Last week’s most unexpected story was the resignation of Pope Benedict XVI, head of the Roman Catholic Church. When I say unexpected, I mean it. A number of sources - mostly traceable to the Ur-source, Wikipedia - reported that it’s the first time a pope has resigned in 600 years, but it’s actually rarer than that. In 1415 three popes (or "popes") resigned simultaneously, because none of them could convince the rest of Christendom of his legitimacy. The RCC seems to have decided in retrospect, I don’t know on what basis, that one of these three, Gregory XII, was the proper pope and shouldn’t have needed to resign after all, in spite of his having been elected by a mere handful of cardinals, but at the time it was one of those historical deadlocks like the Schleswig-Holstein question to which nobody knew the answer. (The history of Anti-Popes, from the same University of Wiki, is most entertaining, by the way).
But Papa Josef Ratzinger has no rivals to the title. There are about five popes currently heading small denominations (two papacies became vacant in 2011), but there is not currently an Anti-Pope in the running for top Catholic. The last undisputed pope to resign was poor old Celestine V, in 1294, and Dante put him, or someone who looks a lot like him, into the ‘limbo of the futile’ for his pains. Celestine’s immediate successor as pope showed his gratitude by imprisoning the old man and then not feeding him, but he was canonized almost as soon as he was cold, which was probably not as much consolation as a few buns might have been. Celestine’s only other Papal act was to proclaim the principle that popes can resign.
Anyway, we are witnessing a one-in-800-year event.

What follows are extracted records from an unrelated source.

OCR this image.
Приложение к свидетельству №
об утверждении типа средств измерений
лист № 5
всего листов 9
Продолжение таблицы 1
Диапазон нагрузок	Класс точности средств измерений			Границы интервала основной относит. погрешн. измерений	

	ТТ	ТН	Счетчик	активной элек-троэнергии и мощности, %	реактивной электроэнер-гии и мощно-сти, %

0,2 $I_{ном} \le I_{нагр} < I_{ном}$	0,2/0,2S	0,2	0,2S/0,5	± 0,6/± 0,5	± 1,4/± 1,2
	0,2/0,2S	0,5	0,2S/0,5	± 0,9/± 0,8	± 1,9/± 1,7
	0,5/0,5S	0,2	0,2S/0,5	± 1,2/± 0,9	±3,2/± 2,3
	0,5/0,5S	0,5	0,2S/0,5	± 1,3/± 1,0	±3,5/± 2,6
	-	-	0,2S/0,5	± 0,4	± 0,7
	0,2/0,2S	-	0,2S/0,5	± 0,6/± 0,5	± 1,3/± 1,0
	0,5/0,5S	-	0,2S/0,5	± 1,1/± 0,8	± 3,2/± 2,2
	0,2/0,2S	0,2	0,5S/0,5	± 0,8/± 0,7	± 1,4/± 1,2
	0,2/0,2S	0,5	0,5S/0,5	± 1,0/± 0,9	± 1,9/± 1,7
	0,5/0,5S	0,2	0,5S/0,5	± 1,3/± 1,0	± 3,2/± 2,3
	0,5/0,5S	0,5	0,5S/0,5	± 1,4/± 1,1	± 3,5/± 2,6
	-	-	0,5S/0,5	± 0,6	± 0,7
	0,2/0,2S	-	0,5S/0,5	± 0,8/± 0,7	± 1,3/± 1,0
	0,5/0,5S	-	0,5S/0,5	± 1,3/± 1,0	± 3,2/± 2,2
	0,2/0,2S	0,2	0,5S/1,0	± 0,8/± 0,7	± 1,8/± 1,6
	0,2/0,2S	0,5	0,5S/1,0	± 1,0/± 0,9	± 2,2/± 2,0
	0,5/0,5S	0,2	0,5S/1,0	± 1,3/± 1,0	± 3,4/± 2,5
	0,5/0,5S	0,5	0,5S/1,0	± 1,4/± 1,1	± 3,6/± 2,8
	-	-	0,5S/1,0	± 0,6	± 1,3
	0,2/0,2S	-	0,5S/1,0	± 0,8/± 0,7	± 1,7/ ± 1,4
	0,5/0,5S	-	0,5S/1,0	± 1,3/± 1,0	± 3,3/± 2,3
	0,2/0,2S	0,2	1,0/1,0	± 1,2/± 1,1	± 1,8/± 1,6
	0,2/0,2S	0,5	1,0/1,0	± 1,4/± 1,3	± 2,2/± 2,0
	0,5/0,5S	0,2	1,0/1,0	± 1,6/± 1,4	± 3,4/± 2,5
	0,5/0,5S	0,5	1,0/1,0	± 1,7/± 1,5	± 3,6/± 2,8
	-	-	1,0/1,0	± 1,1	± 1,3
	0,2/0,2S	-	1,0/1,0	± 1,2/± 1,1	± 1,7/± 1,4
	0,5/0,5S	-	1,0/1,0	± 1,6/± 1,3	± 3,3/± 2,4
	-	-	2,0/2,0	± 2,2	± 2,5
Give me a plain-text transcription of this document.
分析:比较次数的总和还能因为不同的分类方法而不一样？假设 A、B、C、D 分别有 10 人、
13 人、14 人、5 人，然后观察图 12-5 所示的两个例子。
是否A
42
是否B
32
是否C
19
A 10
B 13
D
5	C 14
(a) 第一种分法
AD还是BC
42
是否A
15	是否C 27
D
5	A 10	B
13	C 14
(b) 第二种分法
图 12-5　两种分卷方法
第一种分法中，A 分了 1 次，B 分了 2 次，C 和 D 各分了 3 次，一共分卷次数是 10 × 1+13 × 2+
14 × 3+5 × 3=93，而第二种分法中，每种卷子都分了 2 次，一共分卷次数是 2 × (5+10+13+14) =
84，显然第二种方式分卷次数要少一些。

The Italians have a saying ogni morte del’ Papa (every time a Pope dies) meaning once in a blue moon, but compared with resignations, popes’ deaths are as common as mayflies’ and blue moons as mundane as midday.

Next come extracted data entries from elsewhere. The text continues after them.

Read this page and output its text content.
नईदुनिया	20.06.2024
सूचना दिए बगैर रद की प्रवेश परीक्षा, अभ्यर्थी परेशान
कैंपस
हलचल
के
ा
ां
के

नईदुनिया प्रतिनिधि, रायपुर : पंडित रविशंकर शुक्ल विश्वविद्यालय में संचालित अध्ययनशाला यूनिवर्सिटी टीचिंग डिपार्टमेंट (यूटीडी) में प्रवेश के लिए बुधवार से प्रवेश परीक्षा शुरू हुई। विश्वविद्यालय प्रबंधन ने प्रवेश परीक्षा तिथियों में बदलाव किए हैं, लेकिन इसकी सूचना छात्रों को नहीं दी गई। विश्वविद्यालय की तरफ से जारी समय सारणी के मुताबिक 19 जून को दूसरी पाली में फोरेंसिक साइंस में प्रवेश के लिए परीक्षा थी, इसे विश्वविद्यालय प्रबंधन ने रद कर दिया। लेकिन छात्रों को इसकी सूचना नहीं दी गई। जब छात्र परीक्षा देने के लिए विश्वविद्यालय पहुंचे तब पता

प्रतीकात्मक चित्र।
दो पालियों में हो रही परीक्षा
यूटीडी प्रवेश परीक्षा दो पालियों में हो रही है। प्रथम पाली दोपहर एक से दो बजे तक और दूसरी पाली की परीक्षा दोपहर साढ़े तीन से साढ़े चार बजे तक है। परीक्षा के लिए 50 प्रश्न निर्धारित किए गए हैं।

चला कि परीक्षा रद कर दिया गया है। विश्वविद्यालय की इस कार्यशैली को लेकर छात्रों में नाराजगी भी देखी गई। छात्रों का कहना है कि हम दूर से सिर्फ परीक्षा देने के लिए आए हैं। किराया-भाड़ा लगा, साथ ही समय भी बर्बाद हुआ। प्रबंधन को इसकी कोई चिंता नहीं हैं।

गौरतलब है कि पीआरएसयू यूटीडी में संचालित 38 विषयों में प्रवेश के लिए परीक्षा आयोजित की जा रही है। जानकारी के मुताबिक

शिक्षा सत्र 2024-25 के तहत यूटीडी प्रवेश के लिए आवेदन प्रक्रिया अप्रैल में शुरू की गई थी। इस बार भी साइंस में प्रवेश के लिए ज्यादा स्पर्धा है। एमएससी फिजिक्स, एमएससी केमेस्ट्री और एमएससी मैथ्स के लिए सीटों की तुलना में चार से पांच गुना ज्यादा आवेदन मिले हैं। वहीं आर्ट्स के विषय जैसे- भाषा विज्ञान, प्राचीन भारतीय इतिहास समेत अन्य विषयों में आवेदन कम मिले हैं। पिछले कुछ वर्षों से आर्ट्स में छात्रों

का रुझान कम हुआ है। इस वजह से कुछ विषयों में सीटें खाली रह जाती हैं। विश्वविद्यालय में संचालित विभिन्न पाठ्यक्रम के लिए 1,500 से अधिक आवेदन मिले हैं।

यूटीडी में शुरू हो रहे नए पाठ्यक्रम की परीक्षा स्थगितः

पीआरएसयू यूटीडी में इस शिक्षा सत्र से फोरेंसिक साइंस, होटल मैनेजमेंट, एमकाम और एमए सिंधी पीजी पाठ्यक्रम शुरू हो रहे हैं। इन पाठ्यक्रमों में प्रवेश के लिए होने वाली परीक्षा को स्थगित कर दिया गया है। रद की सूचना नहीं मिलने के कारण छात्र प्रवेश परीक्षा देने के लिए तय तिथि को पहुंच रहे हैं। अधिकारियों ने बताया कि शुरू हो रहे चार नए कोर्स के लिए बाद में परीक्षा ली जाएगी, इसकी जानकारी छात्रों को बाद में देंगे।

There are a lot of strange things about this story. One of the strangest is how quickly it has been normalized, as it dawned on everyone how apparently sane and sensible this astonishing decision actually is. The Pope is 85, in fragile health, and has reportedly been advised not to travel. In any other line of work, retirement at this juncture would be remarkable only for the fact that the soon-to-be-retiree had gone on for so very long already. Pope makes sensible announcement, shock, horror.

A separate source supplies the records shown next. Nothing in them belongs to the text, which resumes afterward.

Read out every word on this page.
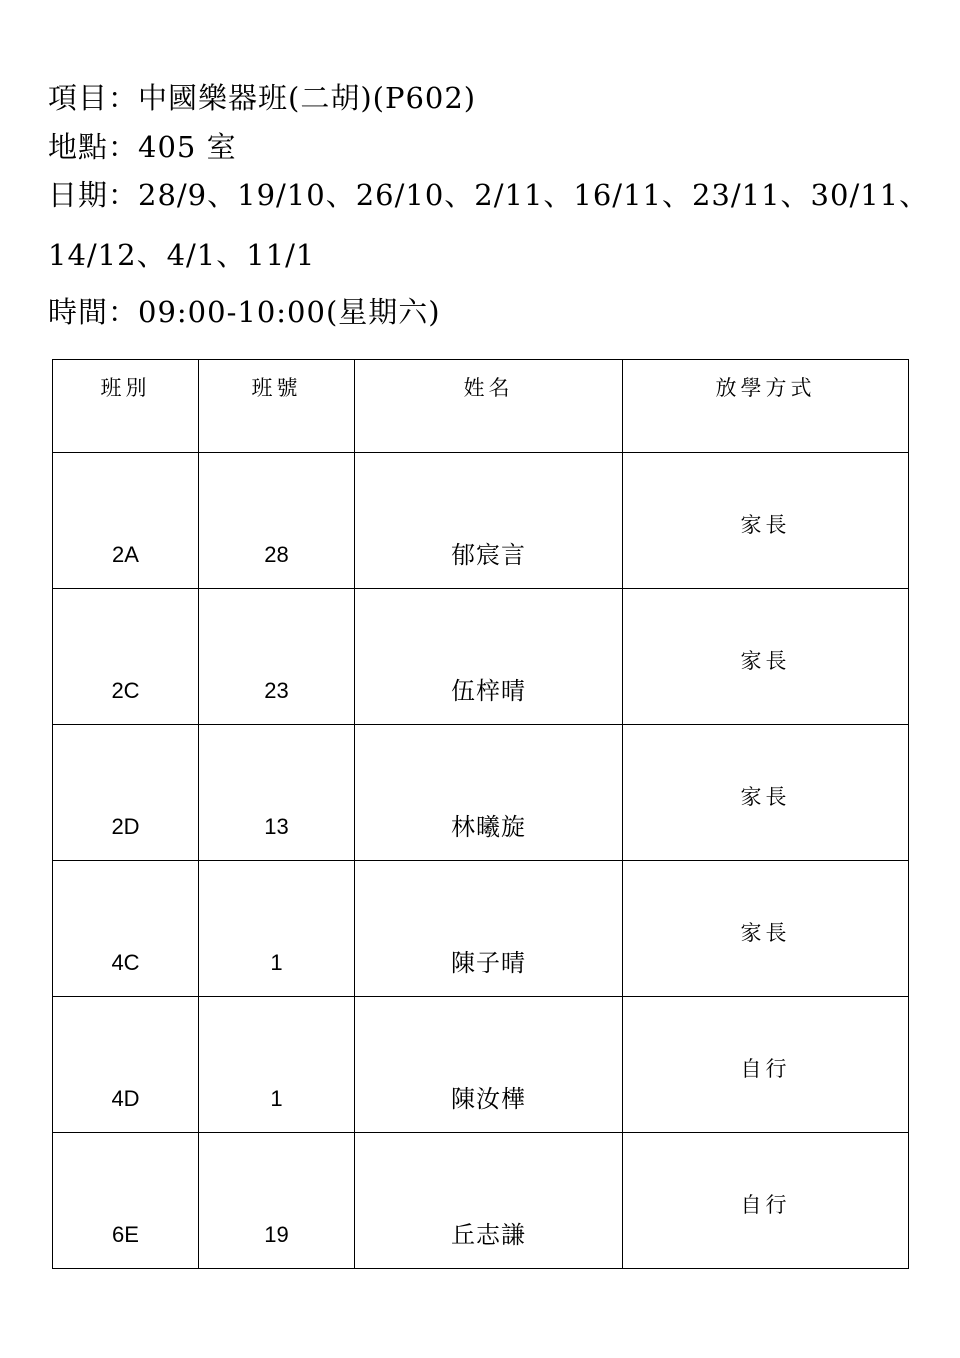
項目：中國樂器班(二胡)(P602)
地點：405 室
日期：28/9、19/10、26/10、2/11、16/11、23/11、30/11、
14/12、4/1、11/1
時間：09:00-10:00(星期六)
班別	班號	姓名	放學方式

2A	28	郁宸言	家長

2C	23	伍梓晴	家長

2D	13	林曦旋	家長

4C	1	陳子晴	家長

4D	1	陳汝樺	自行

6E	19	丘志謙	自行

But it’s also curious to consider the line of work he is in. The Pope is not simply a priest and a religious leader, but also a head of state. An absolute head of state, for all that he’s elected, and you don’t get many of those any more. Vatican State is the last absolute monarchy left in Europe, and the only theocracy.
Citizenship in this micro-state is determined by religious affiliation, which is true of a few other states in the world. But simply being a Catholic does not in itself get you a Vatican City passport. You have to be a high-ranking member of the clerical hierarchy – and therefore, male. Vatican City is a state which has no native-born citizens, and citizenship rights are granted purely on the basis of occupation. It seems to have few female citizens, as far as I can tell: the language of the Vatican website, which notes that in certain circumstances, citizenship may be extended to employees’ spouses, is carefully gender neutral, but one somehow doubts the Vatican is an equal-opportunity employer. Of its 800-odd citizens, three-quarters are celibate male clerics and most of the rest are members of the in-house mercenary army, the Swiss Guards. Lose your job, and you are quite likely to lose your passport with it. If you find yourself stateless as well as unemployed after a particularly hard day at the Holy Office, the Italian state is treaty-bound to take up the slack. Citizenship does not enfranchise you to vote for your absolute monarch, either: that’s done by Cardinals (so long as they’re under 80) who for the most part are not actually citizens of the state whose ruler they are electing.
By far the oddest thing of all is that this bizarre theocratic uni-gender statelet sits on numerous international bodies and commissions, and has voting rights on many of them (not the UN, though, in a rare example of someone being sensible). It uses its position to affect international agreements on laws which govern all of us – notably those which affect women’s lives - and to avoid jurisdiction in matters, such as banking transparency, which most normal states are supposed to abide by.
This is as strange as if Barclays Bank or Tescos had managed to get a few acres of land to hoist their flag over and managed to persuade everyone to agree they were states. But citizenship in BarclayCity or Tescopolis would not be available to the employees, not for shelf-stackers or counter staff or even for the regional managers, and certainly not for the depositors or the customers, even those with loyalty cards - but reserved for just a very few top members of the board, holders of some kind of super Clubcard. Then imagine that this ersatz statehood gave the bank or the supermarket a seat on the international organizations who make decisions about, lets say, tax laws, or town planning.
In the meantime, a million Pope jokes have succeeded and combined with those about horsemeat in burgers, Chris Huhne and his marriage, and so on. My personal favourite is that when Ratzinger ceases to be Pope he will return to being known as Cardinal Josef Ratzinger: and Ex Benedict, in fact.
NB 'A Hard Day At The Holy Office' is the title of a novel which was published, I think, in the 1970s. I've never read it, or seen a copy, but based on the title alone I'd love to.